Dans une bonne partie des sciences sociales (sociologie, anthropologie, géographie, science politique, histoire), avec un maximum dans les trois premières, on observe ce qu’on pourrait appeler un complexe — ni simple nébuleuse ni système totalement cohérent — qu’on peut résumer par le schéma suivant.
Ce complexe a peut-être eu des effets positifs à ses origines : pousser les chercheurs à s’intéresser à l’envers du décor. Les groupes sociaux dominés, les idéologies minoritaires, les enjeux sous-estimés, les angles morts des théories influentes. Aujourd’hui, ce sont clairement les aspects négatifs qui l’emportent et on peut appeler ce mouvement Complexe autodestructeur de la connaissance du social (Cacos). Or, autre chose a évolué dans l’univers des sciences sociales. La « dictature démocratique » du peerreview a imprimé sa marque à l’ensemble du processus d’évaluation scientifique et a atteint les sciences sociales durant les dernières décennies.
Cette démocratisation, qui a l’avantage de desserrer l’étau clientéliste du mandarinat, est « assistée » par deux processus qui donnent aux productions ainsi légitimées une courbure particulière. Le premier se situe au-delà de la contradiction intrinsèque de toute inscription institutionnelle de l’innovation et des effets pervers que toute évaluation par des rivaux potentiels engendre ; il porte sur la valorisation de certaines postures conservatrices spécifiques à la sociologie des sciences sociales contemporaines : disciplinarité, conformisme des questionnements, des méthodes et de l’expression, hostilité aux théories ambitieuses, réduction paresseuse de la réflexivité à un simple commentaire de l’existant. Le second processus est lié au poids des revues anglophones autoproclamées « internationales », c’est-à-dire mondiales, en dépit du fait que l’immense majorité des personnes gérant ces revues est en fait issue des principaux pays anglophones (États-Unis, Royaume-Uni, Canada, Australie, Nouvelle-Zélande). Ce phénomène a pour effet de donner un poids disproportionné au complexe CACOS, particulièrement virulent dans ces pays.
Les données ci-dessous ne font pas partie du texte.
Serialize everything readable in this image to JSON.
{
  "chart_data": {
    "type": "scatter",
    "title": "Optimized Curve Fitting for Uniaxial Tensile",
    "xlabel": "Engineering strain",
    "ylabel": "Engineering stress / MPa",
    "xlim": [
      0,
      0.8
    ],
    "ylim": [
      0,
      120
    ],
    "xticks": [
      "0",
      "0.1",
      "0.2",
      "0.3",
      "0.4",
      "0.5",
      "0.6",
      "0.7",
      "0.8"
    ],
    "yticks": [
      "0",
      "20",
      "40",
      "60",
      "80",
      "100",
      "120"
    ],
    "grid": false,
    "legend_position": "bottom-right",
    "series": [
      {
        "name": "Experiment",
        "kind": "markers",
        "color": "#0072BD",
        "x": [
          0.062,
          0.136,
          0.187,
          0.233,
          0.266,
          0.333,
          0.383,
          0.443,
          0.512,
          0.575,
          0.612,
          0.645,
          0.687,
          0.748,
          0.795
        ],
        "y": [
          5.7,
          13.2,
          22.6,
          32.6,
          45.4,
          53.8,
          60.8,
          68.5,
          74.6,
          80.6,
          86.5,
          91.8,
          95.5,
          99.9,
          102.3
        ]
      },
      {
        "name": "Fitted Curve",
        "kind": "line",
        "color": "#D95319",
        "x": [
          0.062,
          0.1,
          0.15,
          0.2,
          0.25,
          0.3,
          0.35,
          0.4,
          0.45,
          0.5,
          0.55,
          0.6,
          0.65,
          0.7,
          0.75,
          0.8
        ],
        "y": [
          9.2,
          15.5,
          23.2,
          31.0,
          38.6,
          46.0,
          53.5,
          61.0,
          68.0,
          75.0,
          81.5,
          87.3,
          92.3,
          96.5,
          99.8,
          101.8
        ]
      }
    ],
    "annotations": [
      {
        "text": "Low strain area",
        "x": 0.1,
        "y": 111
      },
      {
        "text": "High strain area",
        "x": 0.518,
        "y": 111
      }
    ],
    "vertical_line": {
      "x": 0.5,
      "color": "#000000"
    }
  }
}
Au bout du compte, le problème est donc double : d’une part, un courant significatif propose des idées antinomiques avec l’explication du social par le social ; d’autre part, la liberté de recherche est entravée par les tendances hégémoniques de ce courant. Certes, le paysage n’est pas monolithique et d’importantes contre-tendances se manifestent, notamment en Europe « continentale ». Ce texte vise seulement à inciter à la vigilance. Ces idéologies scientifiques ne sont pas des théories parmi d’autres : elles sont potentiellement mortifères pour les sciences sociales, qui n’ont pas besoin de ce fardeau supplémentaire face à ceux qui leur reprochent, à tort et à raison, de n’entretenir, dans leurs pratiques, qu’un rapport ténu avec le projet de produire de nouvelles connaissances. Les sciences sociales doivent et peuvent être offensives, encore faut-il qu’elles s’en donnent les moyens.